May the Spirit of Truth use what has been written here to open our eyes to the so much more that the New Testament has to say as to spirit and truth. Call it 'mystical' if you like; or describe it as 'spiritualizing', if you choose; but still the truth is that Christianity has become a religion, a concept, a form, a system, a name. What the one and only authority for the name "Christian" solidly lays down and teaches is that it is a Person; a Person in abiding individual reality, but expanded and reproduced by His own Spirit through new birth to an "elect according to the foreknowledge of God the Father". The Church and unity are no more and no less or other than the spiritual presence and measure of Christ. One of the very onerous and exacting obligations thrust upon us by the developments of 'Christianity' is to look through its accretions and adoptions, such as adornments, vestments, clericalisms, forms, etc., or the absence of these, and seek for Christ. It may be hard work; it may require the very strong handling of our own likes or dislikes; but it has got to be done, for the Church and unity are not any one of these complexions, neither can we make the perfect church by composing a complexion. It is that that the Apostle Paul meant when he wrote what is in 2 Corinthians 5, particularly: "...if one died for all, then all died (in Him)... I therefore, from henceforth, view no man carnally..." (Conybeare). Although not here in actual words, but in other places, the Apostle contrasts 'carnal' with 'spiritual', and we should take it that that is what he meant here. He says that he no longer views or knows Christ carnally, i.e. after the flesh, and implies that Christ has now to be known spiritually, so also with Christian men. God help us to keep our carnal selves hidden behind Christ! Also, God help us to - at least - seek to find Christ in others, however little. You will agree that the very effort demanded for this makes the spiritual life intensely practical.
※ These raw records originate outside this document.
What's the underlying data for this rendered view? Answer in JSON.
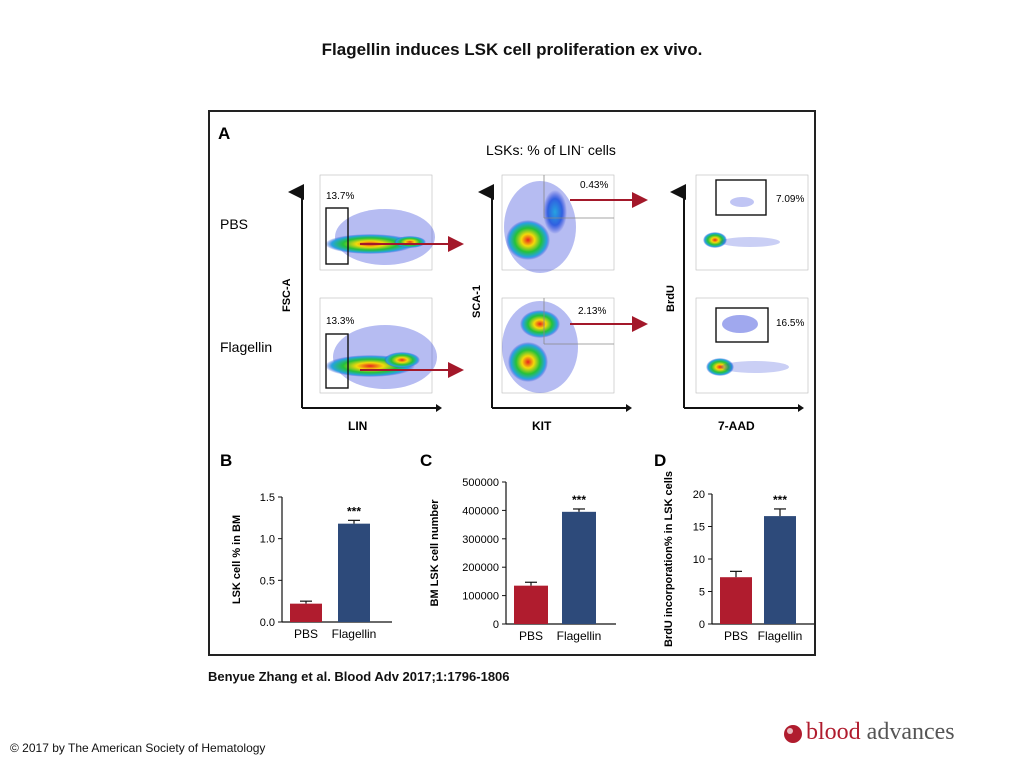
{
  "title": "Flagellin induces LSK cell proliferation ex vivo.",
  "citation": "Benyue Zhang et al. Blood Adv 2017;1:1796-1806",
  "copyright": "© 2017 by The American Society of Hematology",
  "logo": {
    "part1": "blood",
    "part2": "advances"
  },
  "panel_a": {
    "label": "A",
    "header": "LSKs: % of LIN",
    "header_sup": "-",
    "header_tail": " cells",
    "row_labels": [
      "PBS",
      "Flagellin"
    ],
    "axes": {
      "col1_x": "LIN",
      "col1_y": "FSC-A",
      "col2_x": "KIT",
      "col2_y": "SCA-1",
      "col3_x": "7-AAD",
      "col3_y": "BrdU"
    },
    "gates": {
      "pbs": [
        "13.7%",
        "0.43%",
        "7.09%"
      ],
      "flagellin": [
        "13.3%",
        "2.13%",
        "16.5%"
      ]
    }
  },
  "chart_data": [
    {
      "type": "bar",
      "panel": "B",
      "categories": [
        "PBS",
        "Flagellin"
      ],
      "values": [
        0.22,
        1.18
      ],
      "errors": [
        0.03,
        0.04
      ],
      "ylabel": "LSK cell % in BM",
      "ylim": [
        0,
        1.5
      ],
      "yticks": [
        "0.0",
        "0.5",
        "1.0",
        "1.5"
      ],
      "significance": "***",
      "colors": [
        "#b01c2e",
        "#2d4a7a"
      ]
    },
    {
      "type": "bar",
      "panel": "C",
      "categories": [
        "PBS",
        "Flagellin"
      ],
      "values": [
        135000,
        395000
      ],
      "errors": [
        12000,
        10000
      ],
      "ylabel": "BM LSK cell number",
      "ylim": [
        0,
        500000
      ],
      "yticks": [
        "0",
        "100000",
        "200000",
        "300000",
        "400000",
        "500000"
      ],
      "significance": "***",
      "colors": [
        "#b01c2e",
        "#2d4a7a"
      ]
    },
    {
      "type": "bar",
      "panel": "D",
      "categories": [
        "PBS",
        "Flagellin"
      ],
      "values": [
        7.2,
        16.6
      ],
      "errors": [
        0.9,
        1.1
      ],
      "ylabel": "BrdU incorporation% in LSK cells",
      "ylim": [
        0,
        20
      ],
      "yticks": [
        "0",
        "5",
        "10",
        "15",
        "20"
      ],
      "significance": "***",
      "colors": [
        "#b01c2e",
        "#2d4a7a"
      ]
    }
  ]
}
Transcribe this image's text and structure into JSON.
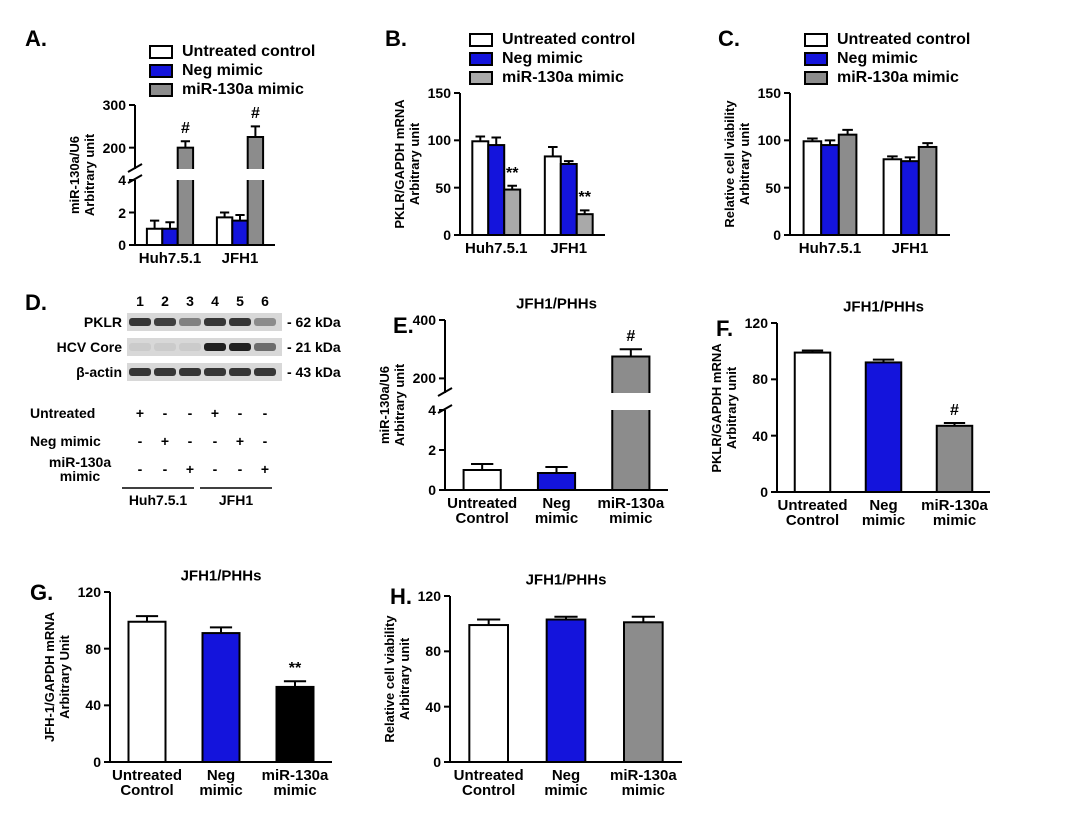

This, then, is the Church, and this alone true unity. No wonder that it is a case of "giving diligence (striving to maintain) the unity of the Spirit". It demands "striving". If we project ourselves, our natural selves, or carnal selves, in front of Christ we - at least - injure the unity and the Body of Christ.
Here we must stop for the present. But surely we have begun to verify and prove our statement at the beginning: 'Any brief phrase from the lips of the Lord Jesus contains an inexhaustible fullness.' So it is with "In spirit and in truth".